Ivanka Trump’s Paid Family Leave Policy Puts Parents’ Financial Future at Risk

It's a terrible idea.

by Dave Baldwin
Originally Published: 
GETTY; Fatherly Illustration

Ivanka Trump’s paid family leave policy is finally gaining some traction. After months languishing on the Congressional back burner, a Senate Finance subcommittee addressed her proposal yesterday in a bipartisan hearing aimed at shining a new light on the popular, but deadlocked, issue. Trump didn’t speak on the plan ⏤ instead letting Iowa Senator Jodi Ernst make the case while she nodded approvingly from the front row ⏤ but did publish an op-ed in advance of the meeting to rally support.
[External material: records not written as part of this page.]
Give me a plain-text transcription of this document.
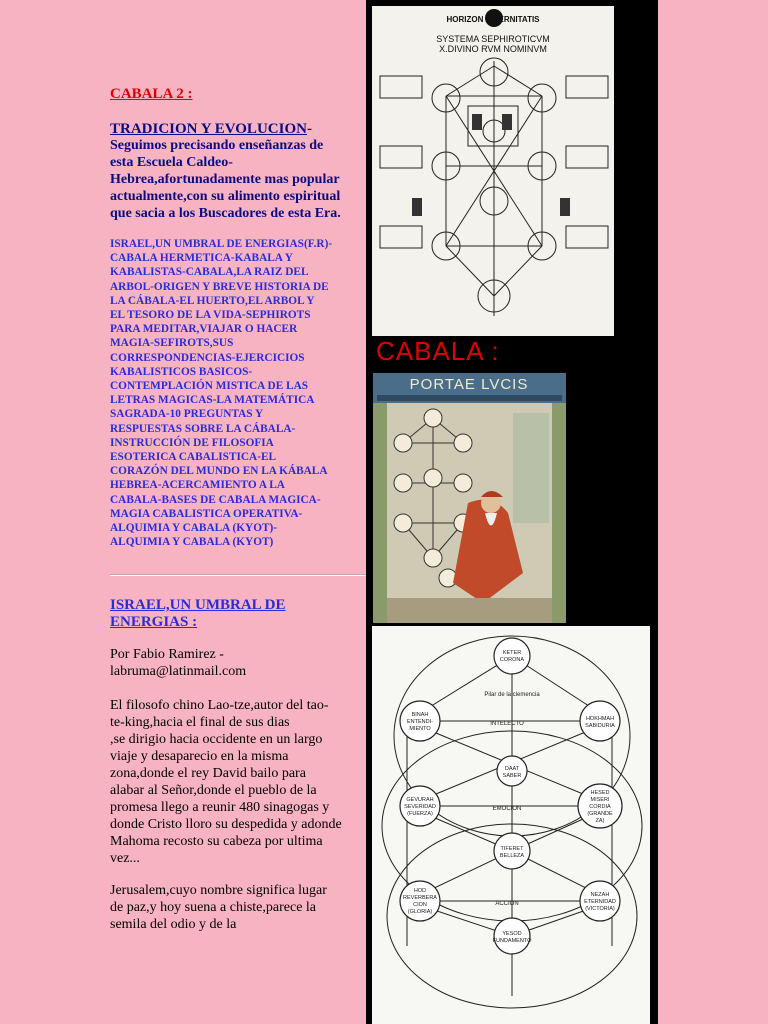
CABALA 2 :

TRADICION Y EVOLUCION-

Seguimos precisando enseñanzas de
esta Escuela Caldeo-
Hebrea,afortunadamente mas popular
actualmente,con su alimento espiritual
que sacia a los Buscadores de esta Era.
ISRAEL,UN UMBRAL DE ENERGIAS(F.R)-
CABALA HERMETICA-KABALA Y
KABALISTAS-CABALA,LA RAIZ DEL
ARBOL-ORIGEN Y BREVE HISTORIA DE
LA CÁBALA-EL HUERTO,EL ARBOL Y
EL TESORO DE LA VIDA-SEPHIROTS
PARA MEDITAR,VIAJAR O HACER
MAGIA-SEFIROTS,SUS
CORRESPONDENCIAS-EJERCICIOS
KABALISTICOS BASICOS-
CONTEMPLACIÓN MISTICA DE LAS
LETRAS MAGICAS-LA MATEMÁTICA
SAGRADA-10 PREGUNTAS Y
RESPUESTAS SOBRE LA CÁBALA-
INSTRUCCIÓN DE FILOSOFIA
ESOTERICA CABALISTICA-EL
CORAZÓN DEL MUNDO EN LA KÁBALA
HEBREA-ACERCAMIENTO A LA
CABALA-BASES DE CABALA MAGICA-
MAGIA CABALISTICA OPERATIVA-
ALQUIMIA Y CABALA (KYOT)-
ALQUIMIA Y CABALA (KYOT)
ISRAEL,UN UMBRAL DE
ENERGIAS :
Por Fabio Ramirez -
labruma@latinmail.com
El filosofo chino Lao-tze,autor del tao-
te-king,hacia el final de sus dias
,se dirigio hacia occidente en un largo
viaje y desaparecio en la misma
zona,donde el rey David bailo para
alabar al Señor,donde el pueblo de la
promesa llego a reunir 480 sinagogas y
donde Cristo lloro su despedida y adonde
Mahoma recosto su cabeza por ultima
vez...
Jerusalem,cuyo nombre significa lugar
de paz,y hoy suena a chiste,parece la
semila del odio y de la
HORIZON ÆTERNITATIS
SYSTEMA SEPHIROTICVM
X.DIVINO RVM NOMINVM
CABALA :
PORTAE LVCIS
KETER
CORONA
BINAH
ENTENDI-
MIENTO
HOKHMAH
SABIDURIA
DAAT
SABER
GEVURAH
SEVERIDAD
(FUERZA)
HESED
MISERI
CORDIA
(GRANDE
ZA)
TIFERET
BELLEZA
HOD
REVERBERA
CION
(GLORIA)
NEZAH
ETERNIDAD
(VICTORIA)
YESOD
FUNDAMENTO
Pilar de la clemencia
INTELECTO
EMOCION
ACCION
The problem, of course, is that the plan she’s proposing isn’t a solution at all ⏤ and it shouldn’t be supported. It’s a clever bait-and-switch that puts the financial future of parent’s at risk while weakening the country’s safety net.

In short, Trump’s proposal would guarantee new parents up to 12 weeks of paid leave, at around 45 percent of their salary, but require they pay for it with an advance on their Social Security benefits. The plan only covers new children ⏤ paid time off to care for a sick parent or to battle a personal illness isn’t included ⏤ and recipients of the leave would have to delay their retirement by an as-of-yet undetermined number of weeks.

Obviously, it doesn’t take a keen eye to see why this policy is flawed. There are myriad problems with the approach but none more so than the fact that it’s not actually a benefit at all! It’s literally an advance on your own retirement savings. The government isn’t helping parents in the least, other than to front them their own money like a loan shark. And that’s not even helpful, considering that in order to pay for said maternity or paternity leave, they have to leverage their financial future by depleting their retirement accounts. It’s a way for the government to look like it’s offering a basic benefit most governments offer ⏤ the U.S. is the only industrialized nation in the world without a paid leave policy, by the way ⏤ without actually doing so. It doesn’t give parents money they didn’t already have. Rather, “it’s robbing from your retirement to be able to care for your loved ones now,” said Sen. Sherrod Brown (D-OH) in yesterday’s hearing.

Not only that, but new parents are already confronting difficult financial choices in order to have children. Due to skyrocketing childcare costs and the crippling price of home ownership, many parents aren’t even able to save for retirement ⏤ or are, at least, forced to push it off until later in life. Social Security could be critical to this generation of young parents and tapping into it at age 33 could put them in a decidedly more precarious spot when they hit 73.

And that’s assuming the Social Security Trust Fund is even on stable ground that far down the road. While the fund is currently solvent through 2037, Ivanka’s proposal has the potential to destabilize if not strain the system. If young contributors start withdrawing funds earmarked for retiring Boomers, the fund would likely drain much faster and additional taxes would need to be levied to return it to solid footing. There’s a reason Social Security is off limits until you reach retirement age. It’s a safety net designed to protect people from themselves. And it works as designed. It was never meant to be piggy bank you crack in case of emergency.

Interestingly, the proposal isn’t actually Ivanka’s idea at all, but the brainchild of the Independent Women’s Forum, a conservative think tank that focuses on women’s economic issues. And it’s unclear whether the Trump administration even supports it. The president’s current budget offers an entirely different approach, guaranteeing six weeks of family leave to be paid for with unemployment insurance, and the entire situation has something of a “let my daughter work on an issue she feels is important but we’ll ignore what she comes up with in the end” kind of feel.

That said, the proposal is supposed to be a step up from the current Family Medical Leave Act, which requires employers with 50 or more workers grant parents 12 weeks of protected leave but allows it to be unpaid. Democrats like New York Senator Kirsten Gillibrand meanwhile have proposed the FAMILY Act. It would provide 12 weeks of paid leave at about 66 percent of a person’s salary ⏤ includes time off due to illness or to care for sick relatives ⏤ and would be funded with a payroll tax. Nonetheless, the Ivanka-championed IWF plan is scheduled to be introduced in the Senate this week by Senators Ernst, Marco Rubio (R-FL), and Mike Lee (R-UT) and a full-throated debate between the competing proposals will no doubt ensue.

Considering that 82 percent of Americans favor some sort of federal paid parental leave policy, hopefully, compromise can be struck. In any case, one thing is clear: The answer cannot involve parents raiding their retirement accounts to pay for diapers, even if the government says it’s okay.